Jm: Kızımız senin gibi güzel olsun hayatım.
Ona dönerek dudaklarını öptüm.
Vn: Oğlumuz da senin kadar yakışıklı en önemlisi de senin kadar merhametli olsun aşkım.
İkizlerimiz olacaktı. İlk öğrendiğimizde oldukça şaşırmıştık ama en büyük şoka uğrayan Taehyung olmuştu.
"Daha bir Vien'le zor başa çıkıyoruz bir de iki tane küçük keretayla nasıl başa çıkıcam ben"
Dediğini hatırlıyorum.
Tabi Woonam ve Aeji'yle iyi anlaşacaklarını düşünüyordum.
Woonam 4 yaşında Namjoon ve Heawoo'nun çocuklarıydı. Aeji de 2 yaşında Hoseok ve Aesook'un çocuğuydu.
Bu geçen 4 yılda diğerleri de çoktan evlenmişti tabi ki.
Diğerleriyle açtığımız bir avukatlık bürosu vardı.

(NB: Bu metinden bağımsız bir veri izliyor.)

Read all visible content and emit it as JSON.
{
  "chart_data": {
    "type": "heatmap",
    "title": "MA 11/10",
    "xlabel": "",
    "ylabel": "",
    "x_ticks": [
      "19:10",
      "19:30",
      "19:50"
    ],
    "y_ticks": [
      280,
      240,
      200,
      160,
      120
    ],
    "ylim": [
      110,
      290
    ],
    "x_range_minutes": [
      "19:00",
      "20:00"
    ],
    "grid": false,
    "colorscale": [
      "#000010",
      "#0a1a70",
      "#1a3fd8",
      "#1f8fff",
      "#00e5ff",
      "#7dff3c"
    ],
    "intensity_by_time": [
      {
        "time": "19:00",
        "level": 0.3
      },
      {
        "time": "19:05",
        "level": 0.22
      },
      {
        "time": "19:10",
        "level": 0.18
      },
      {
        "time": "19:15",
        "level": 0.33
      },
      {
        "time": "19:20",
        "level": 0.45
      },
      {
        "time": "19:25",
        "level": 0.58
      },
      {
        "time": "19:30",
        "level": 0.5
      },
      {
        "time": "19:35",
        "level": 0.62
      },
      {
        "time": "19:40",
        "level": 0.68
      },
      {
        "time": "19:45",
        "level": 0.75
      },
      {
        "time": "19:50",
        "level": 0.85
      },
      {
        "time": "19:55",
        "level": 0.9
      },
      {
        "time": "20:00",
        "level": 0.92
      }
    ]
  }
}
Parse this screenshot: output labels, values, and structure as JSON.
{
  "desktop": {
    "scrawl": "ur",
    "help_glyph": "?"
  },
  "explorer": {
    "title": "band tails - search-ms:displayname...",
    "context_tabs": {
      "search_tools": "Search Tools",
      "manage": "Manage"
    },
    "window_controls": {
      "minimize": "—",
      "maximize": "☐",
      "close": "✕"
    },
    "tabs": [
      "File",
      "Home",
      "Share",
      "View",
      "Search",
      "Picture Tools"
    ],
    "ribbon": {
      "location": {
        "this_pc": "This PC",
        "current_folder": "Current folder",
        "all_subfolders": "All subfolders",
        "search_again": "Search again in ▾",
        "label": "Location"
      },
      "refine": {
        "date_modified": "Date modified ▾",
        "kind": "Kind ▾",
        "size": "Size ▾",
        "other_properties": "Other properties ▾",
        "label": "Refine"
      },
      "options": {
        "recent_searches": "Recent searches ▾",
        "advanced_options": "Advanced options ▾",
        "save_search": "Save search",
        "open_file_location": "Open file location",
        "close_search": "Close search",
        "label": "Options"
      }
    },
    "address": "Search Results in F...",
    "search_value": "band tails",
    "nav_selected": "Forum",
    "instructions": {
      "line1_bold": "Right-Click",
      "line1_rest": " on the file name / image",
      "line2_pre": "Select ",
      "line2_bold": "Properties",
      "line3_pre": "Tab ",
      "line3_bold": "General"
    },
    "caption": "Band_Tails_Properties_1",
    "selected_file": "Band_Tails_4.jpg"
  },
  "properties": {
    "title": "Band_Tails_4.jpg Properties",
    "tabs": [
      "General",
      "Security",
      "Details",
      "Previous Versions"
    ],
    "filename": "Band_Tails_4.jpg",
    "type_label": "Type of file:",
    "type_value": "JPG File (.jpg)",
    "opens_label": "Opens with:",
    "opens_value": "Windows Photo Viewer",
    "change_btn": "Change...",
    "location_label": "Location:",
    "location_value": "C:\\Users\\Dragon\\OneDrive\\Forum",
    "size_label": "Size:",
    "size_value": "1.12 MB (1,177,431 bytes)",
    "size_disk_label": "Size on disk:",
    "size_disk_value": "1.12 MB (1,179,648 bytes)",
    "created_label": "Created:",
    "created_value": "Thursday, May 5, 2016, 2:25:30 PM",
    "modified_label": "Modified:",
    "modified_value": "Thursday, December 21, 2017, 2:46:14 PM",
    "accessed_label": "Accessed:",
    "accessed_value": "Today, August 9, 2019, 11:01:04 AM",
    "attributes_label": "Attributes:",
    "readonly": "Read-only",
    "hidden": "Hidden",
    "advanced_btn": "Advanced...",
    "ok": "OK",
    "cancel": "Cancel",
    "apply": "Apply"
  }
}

Aslında avukat olmamın bir nedeni de ailemin yıllar öncesinde kaza olarak üstü kapatılan cinayet davasıydı.
Psikoloğa gittiğim sıralarda unutmuş olduğum anılarımı hatırlamıştım.
Kaza anından hemen önce babamın yaptığı telefon görüşmesi...
"
'Evet aldım efendim dosyaları.'
...
'Harddiskin içine attım bulduklarımı'
...
'Şuan ailemleyim. Onları eve bırakıp yanınıza geleceğim.'Anneme bakıp gülümsemişti.
...
'Bütün liste şuanda elimde. Kimlerle alışveriş yapılmış hepsi.'
...Telefonu kapatıp annemin elini tutmuştu.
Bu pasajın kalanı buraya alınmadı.